Opinión

Aquellos juegos infantiles en Pontevedra

DE CRÍOS JUGÁBAMOS a “Baranda” (“el último que suba panda”) en el muro del antiguo edificio de Hacienda, colindante con San Francisco. Generaciones de niños pontevedreses jugaron a “Baranda” allí, aprovechando el saliente del muro. Y no es lo mismo haberlo hecho que no. Te cruzas por la calle con gente que nunca ha jugado a “Baranda”, lo llevan escrito en la cara. Algunos ni siquiera han jugado a nada en la calle.

También se jugaba allí a “Huevo, pico, araña”. Es un juego olvidado. Los niños ahora ya no juegan a “Polis y cacos” o al “Quedas”, mucho menos a “Huevo, pico, araña”. Metías la cabeza en el regazo de la “madre” y el resto de tu equipo se iban colocando con las cabezas entre las piernas del jugador precedente. O sea, que un equipo entero tenía la cabeza metida bajo la entrepierna de un compañero.El otro equipo se dedicaba a ir saltando al grupo que permanecía agachado de esa guisa hasta que el primero de estos lograba adivinar una seña (huevo, pico o araña) que hacía el primer jugador en saltar, una vez que todo el equipo estaba montado sobre las espaldas del equipo que pringaba. Por supuesto, cualquier caída de cualquier miembro de uno de los dos grupos representaba la derrota instantánea de su equipo. He olvidado decir que era un juego con cierto componente de brutalidad, pero creo que ya se han dado cuenta.
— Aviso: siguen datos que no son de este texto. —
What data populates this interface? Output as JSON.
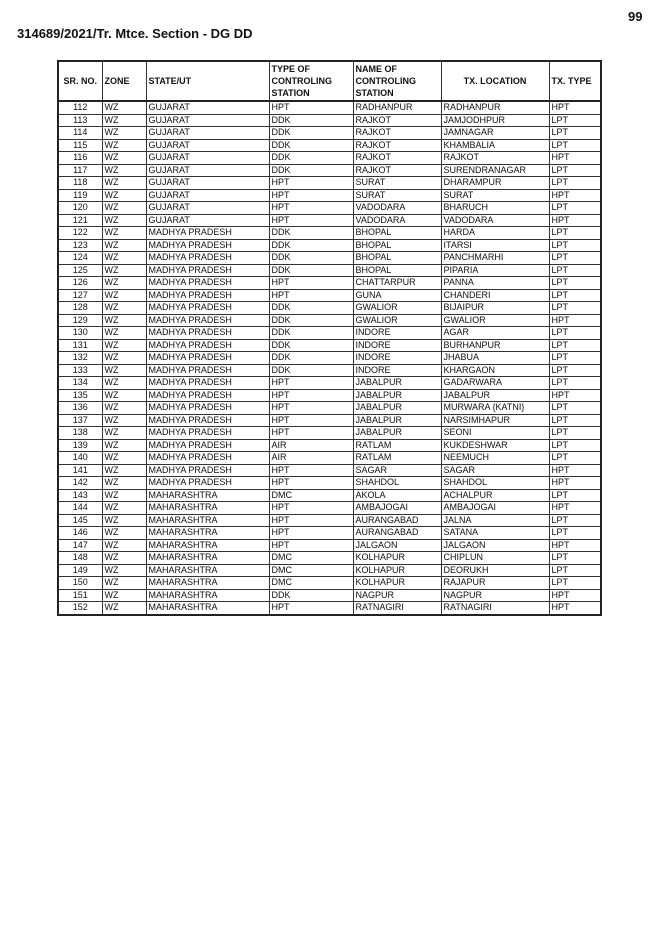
{
  "page_number": "99",
  "title": "314689/2021/Tr. Mtce. Section - DG DD",
  "table": {
    "headers": [
      "SR. NO.",
      "ZONE",
      "STATE/UT",
      "TYPE OF CONTROLING STATION",
      "NAME OF CONTROLING STATION",
      "TX. LOCATION",
      "TX. TYPE"
    ],
    "rows": [
      [
        "112",
        "WZ",
        "GUJARAT",
        "HPT",
        "RADHANPUR",
        "RADHANPUR",
        "HPT"
      ],
      [
        "113",
        "WZ",
        "GUJARAT",
        "DDK",
        "RAJKOT",
        "JAMJODHPUR",
        "LPT"
      ],
      [
        "114",
        "WZ",
        "GUJARAT",
        "DDK",
        "RAJKOT",
        "JAMNAGAR",
        "LPT"
      ],
      [
        "115",
        "WZ",
        "GUJARAT",
        "DDK",
        "RAJKOT",
        "KHAMBALIA",
        "LPT"
      ],
      [
        "116",
        "WZ",
        "GUJARAT",
        "DDK",
        "RAJKOT",
        "RAJKOT",
        "HPT"
      ],
      [
        "117",
        "WZ",
        "GUJARAT",
        "DDK",
        "RAJKOT",
        "SURENDRANAGAR",
        "LPT"
      ],
      [
        "118",
        "WZ",
        "GUJARAT",
        "HPT",
        "SURAT",
        "DHARAMPUR",
        "LPT"
      ],
      [
        "119",
        "WZ",
        "GUJARAT",
        "HPT",
        "SURAT",
        "SURAT",
        "HPT"
      ],
      [
        "120",
        "WZ",
        "GUJARAT",
        "HPT",
        "VADODARA",
        "BHARUCH",
        "LPT"
      ],
      [
        "121",
        "WZ",
        "GUJARAT",
        "HPT",
        "VADODARA",
        "VADODARA",
        "HPT"
      ],
      [
        "122",
        "WZ",
        "MADHYA PRADESH",
        "DDK",
        "BHOPAL",
        "HARDA",
        "LPT"
      ],
      [
        "123",
        "WZ",
        "MADHYA PRADESH",
        "DDK",
        "BHOPAL",
        "ITARSI",
        "LPT"
      ],
      [
        "124",
        "WZ",
        "MADHYA PRADESH",
        "DDK",
        "BHOPAL",
        "PANCHMARHI",
        "LPT"
      ],
      [
        "125",
        "WZ",
        "MADHYA PRADESH",
        "DDK",
        "BHOPAL",
        "PIPARIA",
        "LPT"
      ],
      [
        "126",
        "WZ",
        "MADHYA PRADESH",
        "HPT",
        "CHATTARPUR",
        "PANNA",
        "LPT"
      ],
      [
        "127",
        "WZ",
        "MADHYA PRADESH",
        "HPT",
        "GUNA",
        "CHANDERI",
        "LPT"
      ],
      [
        "128",
        "WZ",
        "MADHYA PRADESH",
        "DDK",
        "GWALIOR",
        "BIJAIPUR",
        "LPT"
      ],
      [
        "129",
        "WZ",
        "MADHYA PRADESH",
        "DDK",
        "GWALIOR",
        "GWALIOR",
        "HPT"
      ],
      [
        "130",
        "WZ",
        "MADHYA PRADESH",
        "DDK",
        "INDORE",
        "AGAR",
        "LPT"
      ],
      [
        "131",
        "WZ",
        "MADHYA PRADESH",
        "DDK",
        "INDORE",
        "BURHANPUR",
        "LPT"
      ],
      [
        "132",
        "WZ",
        "MADHYA PRADESH",
        "DDK",
        "INDORE",
        "JHABUA",
        "LPT"
      ],
      [
        "133",
        "WZ",
        "MADHYA PRADESH",
        "DDK",
        "INDORE",
        "KHARGAON",
        "LPT"
      ],
      [
        "134",
        "WZ",
        "MADHYA PRADESH",
        "HPT",
        "JABALPUR",
        "GADARWARA",
        "LPT"
      ],
      [
        "135",
        "WZ",
        "MADHYA PRADESH",
        "HPT",
        "JABALPUR",
        "JABALPUR",
        "HPT"
      ],
      [
        "136",
        "WZ",
        "MADHYA PRADESH",
        "HPT",
        "JABALPUR",
        "MURWARA {KATNI}",
        "LPT"
      ],
      [
        "137",
        "WZ",
        "MADHYA PRADESH",
        "HPT",
        "JABALPUR",
        "NARSIMHAPUR",
        "LPT"
      ],
      [
        "138",
        "WZ",
        "MADHYA PRADESH",
        "HPT",
        "JABALPUR",
        "SEONI",
        "LPT"
      ],
      [
        "139",
        "WZ",
        "MADHYA PRADESH",
        "AIR",
        "RATLAM",
        "KUKDESHWAR",
        "LPT"
      ],
      [
        "140",
        "WZ",
        "MADHYA PRADESH",
        "AIR",
        "RATLAM",
        "NEEMUCH",
        "LPT"
      ],
      [
        "141",
        "WZ",
        "MADHYA PRADESH",
        "HPT",
        "SAGAR",
        "SAGAR",
        "HPT"
      ],
      [
        "142",
        "WZ",
        "MADHYA PRADESH",
        "HPT",
        "SHAHDOL",
        "SHAHDOL",
        "HPT"
      ],
      [
        "143",
        "WZ",
        "MAHARASHTRA",
        "DMC",
        "AKOLA",
        "ACHALPUR",
        "LPT"
      ],
      [
        "144",
        "WZ",
        "MAHARASHTRA",
        "HPT",
        "AMBAJOGAI",
        "AMBAJOGAI",
        "HPT"
      ],
      [
        "145",
        "WZ",
        "MAHARASHTRA",
        "HPT",
        "AURANGABAD",
        "JALNA",
        "LPT"
      ],
      [
        "146",
        "WZ",
        "MAHARASHTRA",
        "HPT",
        "AURANGABAD",
        "SATANA",
        "LPT"
      ],
      [
        "147",
        "WZ",
        "MAHARASHTRA",
        "HPT",
        "JALGAON",
        "JALGAON",
        "HPT"
      ],
      [
        "148",
        "WZ",
        "MAHARASHTRA",
        "DMC",
        "KOLHAPUR",
        "CHIPLUN",
        "LPT"
      ],
      [
        "149",
        "WZ",
        "MAHARASHTRA",
        "DMC",
        "KOLHAPUR",
        "DEORUKH",
        "LPT"
      ],
      [
        "150",
        "WZ",
        "MAHARASHTRA",
        "DMC",
        "KOLHAPUR",
        "RAJAPUR",
        "LPT"
      ],
      [
        "151",
        "WZ",
        "MAHARASHTRA",
        "DDK",
        "NAGPUR",
        "NAGPUR",
        "HPT"
      ],
      [
        "152",
        "WZ",
        "MAHARASHTRA",
        "HPT",
        "RATNAGIRI",
        "RATNAGIRI",
        "HPT"
      ]
    ]
  }
}
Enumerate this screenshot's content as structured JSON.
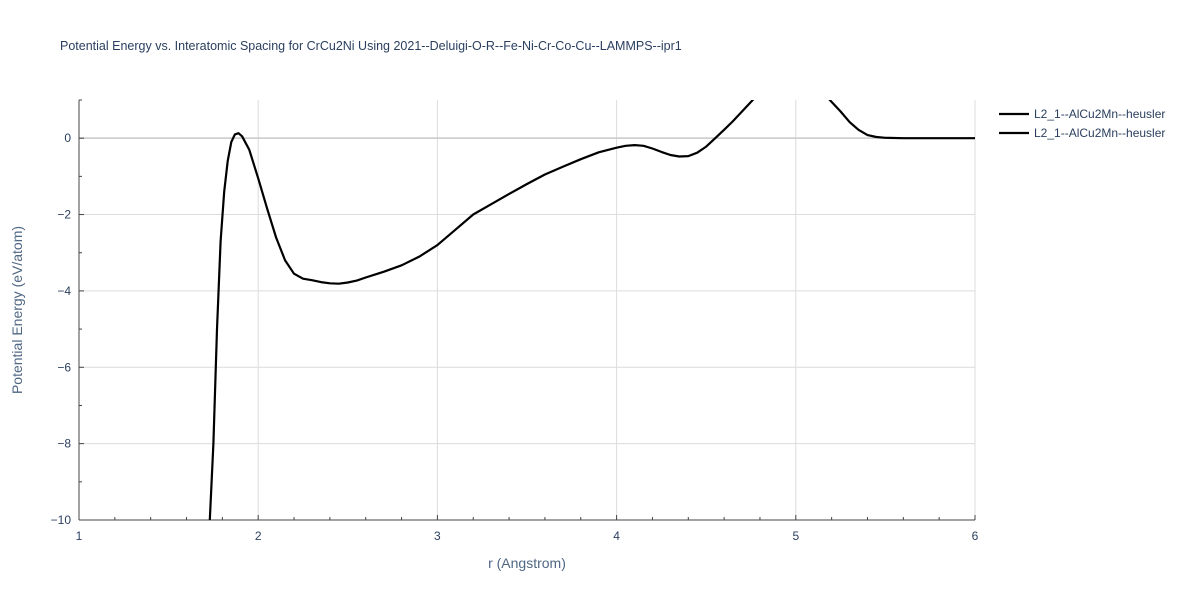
{
  "chart_data": {
    "type": "line",
    "title": "Potential Energy vs. Interatomic Spacing for CrCu2Ni Using 2021--Deluigi-O-R--Fe-Ni-Cr-Co-Cu--LAMMPS--ipr1",
    "xlabel": "r (Angstrom)",
    "ylabel": "Potential Energy (eV/atom)",
    "xlim": [
      1,
      6
    ],
    "ylim": [
      -10,
      1
    ],
    "x_ticks": [
      1,
      2,
      3,
      4,
      5,
      6
    ],
    "y_ticks": [
      0,
      -2,
      -4,
      -6,
      -8,
      -10
    ],
    "x_tick_labels": [
      "1",
      "2",
      "3",
      "4",
      "5",
      "6"
    ],
    "y_tick_labels": [
      "0",
      "−2",
      "−4",
      "−6",
      "−8",
      "−10"
    ],
    "grid": true,
    "legend_position": "top-right",
    "line_color": "#000000",
    "series": [
      {
        "name": "L2_1--AlCu2Mn--heusler",
        "x": [
          1.73,
          1.75,
          1.77,
          1.79,
          1.81,
          1.83,
          1.85,
          1.87,
          1.89,
          1.91,
          1.95,
          2.0,
          2.05,
          2.1,
          2.15,
          2.2,
          2.25,
          2.3,
          2.35,
          2.4,
          2.45,
          2.5,
          2.55,
          2.6,
          2.7,
          2.8,
          2.9,
          3.0,
          3.1,
          3.2,
          3.3,
          3.4,
          3.5,
          3.6,
          3.7,
          3.8,
          3.9,
          4.0,
          4.05,
          4.1,
          4.15,
          4.2,
          4.25,
          4.3,
          4.35,
          4.4,
          4.45,
          4.5,
          4.55,
          4.6,
          4.65,
          4.7,
          4.75,
          4.77
        ],
        "y": [
          -10.0,
          -8.0,
          -5.0,
          -2.7,
          -1.4,
          -0.6,
          -0.1,
          0.1,
          0.13,
          0.05,
          -0.3,
          -1.05,
          -1.85,
          -2.6,
          -3.2,
          -3.55,
          -3.68,
          -3.72,
          -3.77,
          -3.8,
          -3.81,
          -3.78,
          -3.73,
          -3.65,
          -3.5,
          -3.33,
          -3.1,
          -2.8,
          -2.4,
          -2.0,
          -1.73,
          -1.46,
          -1.2,
          -0.95,
          -0.75,
          -0.55,
          -0.37,
          -0.25,
          -0.2,
          -0.18,
          -0.2,
          -0.27,
          -0.36,
          -0.44,
          -0.48,
          -0.47,
          -0.38,
          -0.22,
          0.0,
          0.22,
          0.45,
          0.7,
          0.95,
          1.05
        ]
      },
      {
        "name": "L2_1--AlCu2Mn--heusler",
        "x": [
          5.18,
          5.2,
          5.25,
          5.3,
          5.35,
          5.4,
          5.45,
          5.5,
          5.6,
          5.7,
          5.8,
          5.9,
          6.0
        ],
        "y": [
          1.05,
          0.95,
          0.7,
          0.42,
          0.22,
          0.08,
          0.03,
          0.01,
          0.0,
          0.0,
          0.0,
          0.0,
          0.0
        ]
      }
    ]
  }
}
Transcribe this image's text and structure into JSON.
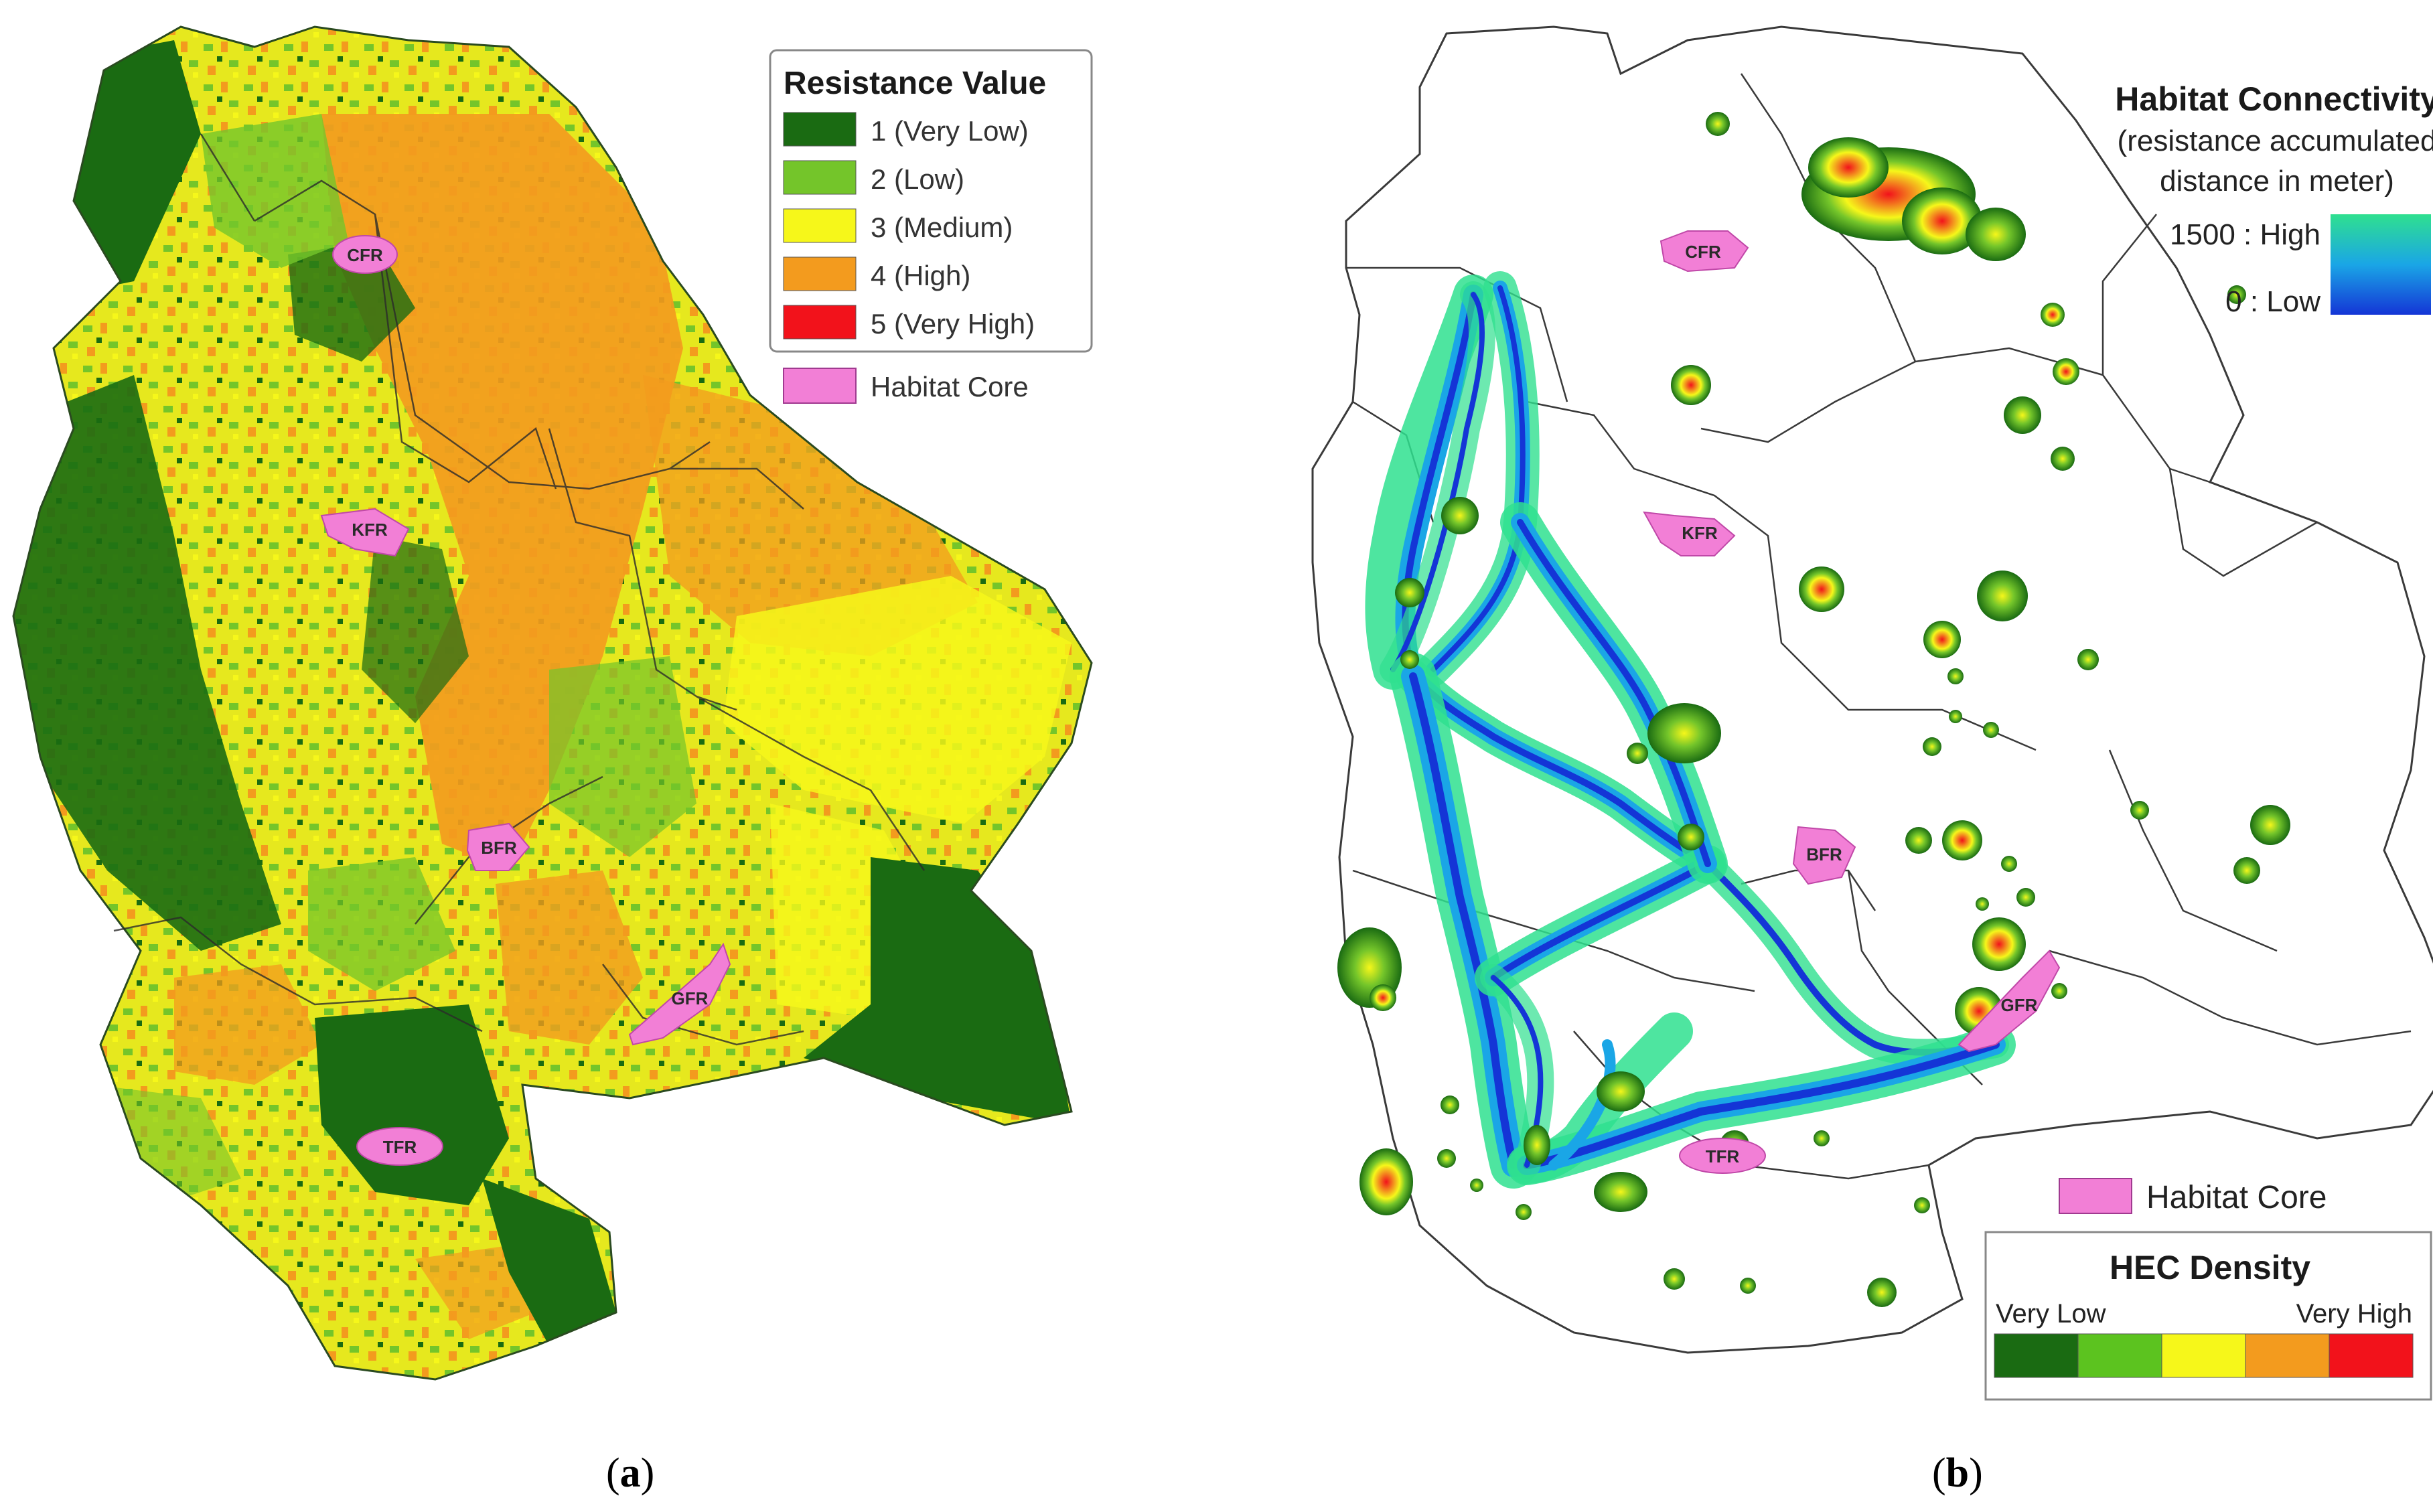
{
  "panel_a": {
    "caption_letter": "a",
    "legend": {
      "title": "Resistance Value",
      "items": [
        {
          "label": "1 (Very Low)",
          "color": "#1a6b12"
        },
        {
          "label": "2 (Low)",
          "color": "#74c52a"
        },
        {
          "label": "3 (Medium)",
          "color": "#f6f71a"
        },
        {
          "label": "4 (High)",
          "color": "#f39b1e"
        },
        {
          "label": "5 (Very High)",
          "color": "#f2121b"
        }
      ],
      "core_label": "Habitat Core",
      "core_color": "#f27fd6"
    },
    "cores": [
      "CFR",
      "KFR",
      "BFR",
      "GFR",
      "TFR"
    ]
  },
  "panel_b": {
    "caption_letter": "b",
    "connectivity_legend": {
      "title": "Habitat Connectivity",
      "subtitle_line1": "(resistance accumulated",
      "subtitle_line2": "distance in meter)",
      "high_label": "1500 : High",
      "low_label": "0 : Low",
      "gradient_colors": [
        "#2fe08f",
        "#1aa6e6",
        "#1435d6"
      ]
    },
    "core_label": "Habitat Core",
    "core_color": "#f27fd6",
    "hec_legend": {
      "title": "HEC Density",
      "low_label": "Very Low",
      "high_label": "Very High",
      "colors": [
        "#1a6b12",
        "#5cc31f",
        "#f6f71a",
        "#f39b1e",
        "#f2121b"
      ]
    },
    "cores": [
      "CFR",
      "KFR",
      "BFR",
      "GFR",
      "TFR"
    ]
  }
}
Observar a los niños de ahora da un poco de pena. Juegan con consolas, con tablets, con los móviles de sus padres, pero no tienen ni idea de “Huevo, pico, araña”. Es como si les robasen la infancia. Si no sientes el peso del zampabollos del barrio sobre tu espalda durante un tiempo que parece interminable un par de veces por semana, no hay infancia ni farrapo de gaita. De críos llegábamos a casa con la ropa hecha añicos, los zapatos rotos, la nariz fracturada, los codos sangrando y no pasaba absolutamente nada. Al día siguiente era otro día y todo volvía a empezar.

Desconocíamos el significado de la palabra trauma, aunque éramos expertos en traumatismos. Gran cantidad de ellos los recolectábamos en las Palmeras, subiendo y bajando por unas estructuras metálicas diseñadas para que te abrieras la cabeza un par de veces por temporada. Y era el ayuntamiento quien las colocaba allí ex-profeso. Era su prinicipal aportación a la formación de la infancia pontevedresa.

Estaba la bola del mundo, el tobogán, el balancín, etc. Todos despintados y con evidentes rastros de óxido. Cuando nos cansábamos de aquellos ejercicios gimnásticos, nos lanzábamos piedras sin saña alguna, con una diplicencia pareja a una extraordinaria puntería. Las heridas inflingidas o sufridas eran una parte natural del juego, que no se entendía sin ellas. Un observador neutral, fuera de contexto, podría llegar a pensar que éramos brutos como arados, pero es que el contexto es muy importante.

Nuestro contexto era el que era: los estertores de una dictadura y el nacimiento de lo que quiera que sea esto que hay ahora. Los traumas que teníamos no los producían los golpes que nos prodigábamos entre nosotros con amplia generosidad y no menos alegría, sino los procedentes de personas que supuestamente debían educarnos. La letra tardó unos años en aprender a entrar sin sangre. Y nuestros juegos eran fruto de todo eso: las tortas televisadas de Urtain, las corridas de toros, las cargas de los grises...

Otro pasatiempo popular era juntarnos en el vestíbulo del teatro principal. Allí jugábamos a las cuatro esquinas y, con mayor frecuencia de la aconsejable, contemplábamos la pelea entre dos a los que le hacíamos rueda. Aquel ring lo visitábm todos, pues las discusiones se dirimían a bofetada limpia; sin rencores ni venganzas, eso sí. Los golpes desinflaban los argumentos e igualaban los razonamientos. En ocasiones nadie conseguía recordar qué asunto había sido el detonante de la pelea.

Así era nuestra infancia en Pontevedra. Construíamos nuestra felicidad a golpes, pero era una actividad, la de golpearnos, noble e inocente. No existía inquina ni ensañamiento. Al día siguiente nos abrazámos para celebrar un gol. Ojalá fuese así todo en la vida, esa pasión sin rencores.